If the government does choose to increase its pay offer to match rises in private-sector wages, it will also need to consider the implications for schools’ budgets. Staff costs account for 70 per cent of schools’ spending, which means that a one percent increase in teachers’ pay costs schools about £250 million in 2022/23 and more in the following years. With other costs rising, the department’s evidence recognises that a larger pay raise than they propose would leave headteachers struggling to invest in other priorities, including education recovery, without additional funding. Unfortunately, the Treasury seem reluctant to reopen the spending review to allocate more funding to education for teachers’ salaries: the cost squeeze means there is now simply less to go around and it would set an expensive precedent for other ongoing public sector pay negotiations. 

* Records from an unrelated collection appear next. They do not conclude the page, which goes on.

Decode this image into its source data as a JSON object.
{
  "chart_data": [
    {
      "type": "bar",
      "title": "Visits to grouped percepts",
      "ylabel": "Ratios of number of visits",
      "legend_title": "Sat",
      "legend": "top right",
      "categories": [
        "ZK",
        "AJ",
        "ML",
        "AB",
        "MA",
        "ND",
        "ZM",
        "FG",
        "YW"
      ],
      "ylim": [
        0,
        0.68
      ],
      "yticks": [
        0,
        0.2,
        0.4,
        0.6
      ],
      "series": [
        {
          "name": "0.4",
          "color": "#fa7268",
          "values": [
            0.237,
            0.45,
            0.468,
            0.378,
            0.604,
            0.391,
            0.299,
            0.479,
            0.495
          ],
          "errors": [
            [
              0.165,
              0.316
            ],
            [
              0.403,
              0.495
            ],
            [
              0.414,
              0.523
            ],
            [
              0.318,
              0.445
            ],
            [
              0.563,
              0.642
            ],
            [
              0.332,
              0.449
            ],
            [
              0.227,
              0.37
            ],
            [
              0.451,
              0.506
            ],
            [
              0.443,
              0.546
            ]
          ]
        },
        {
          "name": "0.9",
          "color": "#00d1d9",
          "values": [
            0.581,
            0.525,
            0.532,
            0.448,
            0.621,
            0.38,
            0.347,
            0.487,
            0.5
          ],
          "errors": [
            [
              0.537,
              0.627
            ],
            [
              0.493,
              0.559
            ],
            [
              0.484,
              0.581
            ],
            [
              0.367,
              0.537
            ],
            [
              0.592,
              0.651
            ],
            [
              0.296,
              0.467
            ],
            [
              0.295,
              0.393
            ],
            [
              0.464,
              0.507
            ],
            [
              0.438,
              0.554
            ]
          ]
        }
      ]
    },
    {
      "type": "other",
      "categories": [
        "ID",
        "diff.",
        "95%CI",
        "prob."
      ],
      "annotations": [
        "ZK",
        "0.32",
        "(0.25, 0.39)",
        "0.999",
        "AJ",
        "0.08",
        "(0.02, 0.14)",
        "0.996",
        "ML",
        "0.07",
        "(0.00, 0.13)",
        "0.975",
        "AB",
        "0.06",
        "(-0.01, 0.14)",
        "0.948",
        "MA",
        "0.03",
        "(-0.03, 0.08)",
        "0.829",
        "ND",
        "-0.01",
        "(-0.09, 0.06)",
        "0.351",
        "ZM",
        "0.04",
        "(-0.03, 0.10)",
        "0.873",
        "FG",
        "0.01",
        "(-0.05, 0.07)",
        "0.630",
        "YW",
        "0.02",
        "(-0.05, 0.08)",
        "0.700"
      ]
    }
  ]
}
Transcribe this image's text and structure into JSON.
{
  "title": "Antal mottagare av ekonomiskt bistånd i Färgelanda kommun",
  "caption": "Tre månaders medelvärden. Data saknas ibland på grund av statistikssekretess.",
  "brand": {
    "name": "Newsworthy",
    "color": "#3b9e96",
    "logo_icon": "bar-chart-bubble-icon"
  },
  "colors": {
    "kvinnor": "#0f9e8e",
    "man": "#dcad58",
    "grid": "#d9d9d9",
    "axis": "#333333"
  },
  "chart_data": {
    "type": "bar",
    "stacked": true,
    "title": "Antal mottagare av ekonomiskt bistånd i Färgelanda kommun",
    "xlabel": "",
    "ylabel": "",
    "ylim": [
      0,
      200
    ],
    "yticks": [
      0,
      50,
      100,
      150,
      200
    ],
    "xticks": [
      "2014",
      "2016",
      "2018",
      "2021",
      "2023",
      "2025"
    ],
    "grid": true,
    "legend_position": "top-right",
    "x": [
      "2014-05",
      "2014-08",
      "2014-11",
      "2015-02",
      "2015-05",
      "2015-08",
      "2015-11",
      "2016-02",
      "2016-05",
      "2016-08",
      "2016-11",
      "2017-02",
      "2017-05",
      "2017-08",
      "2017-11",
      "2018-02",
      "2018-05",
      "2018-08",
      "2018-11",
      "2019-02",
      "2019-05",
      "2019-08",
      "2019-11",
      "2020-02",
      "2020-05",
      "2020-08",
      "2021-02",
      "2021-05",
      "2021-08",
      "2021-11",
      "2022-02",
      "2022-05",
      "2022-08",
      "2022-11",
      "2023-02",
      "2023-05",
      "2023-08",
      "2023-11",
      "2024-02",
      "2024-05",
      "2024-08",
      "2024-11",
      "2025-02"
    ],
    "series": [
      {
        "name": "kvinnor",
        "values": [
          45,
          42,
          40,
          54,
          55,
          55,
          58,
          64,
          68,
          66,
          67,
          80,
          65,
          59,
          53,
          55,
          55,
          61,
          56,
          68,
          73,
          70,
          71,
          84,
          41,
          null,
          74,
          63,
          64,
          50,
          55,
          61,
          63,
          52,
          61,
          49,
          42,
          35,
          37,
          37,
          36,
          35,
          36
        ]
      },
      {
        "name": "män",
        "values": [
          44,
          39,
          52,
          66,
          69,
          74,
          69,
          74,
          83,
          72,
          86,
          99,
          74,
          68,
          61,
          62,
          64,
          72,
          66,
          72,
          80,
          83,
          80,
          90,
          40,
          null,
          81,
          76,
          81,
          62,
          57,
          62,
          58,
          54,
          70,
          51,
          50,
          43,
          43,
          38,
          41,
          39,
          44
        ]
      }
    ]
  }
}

This puts the secretary of state, who makes the final decision, in a difficult position. He can stick with the lower pay offer and risk both industrial action and the loss of talented teachers, he can increase the pay offer and squeeze schools’ budgets to the point that other activities are cut, or he must face the Treasury and ask for more money as real incomes fall. Targeted pay increases for teachers most likely to leave are a step in the right direction but allowing the pay of experienced teachers to fall behind that of other professions and risk industrial action could have consequences for children’s education. It may be that Nadhim Zahawi will have to reopen negotiations with the Chancellor if he is to succeed in his negotiations with teachers.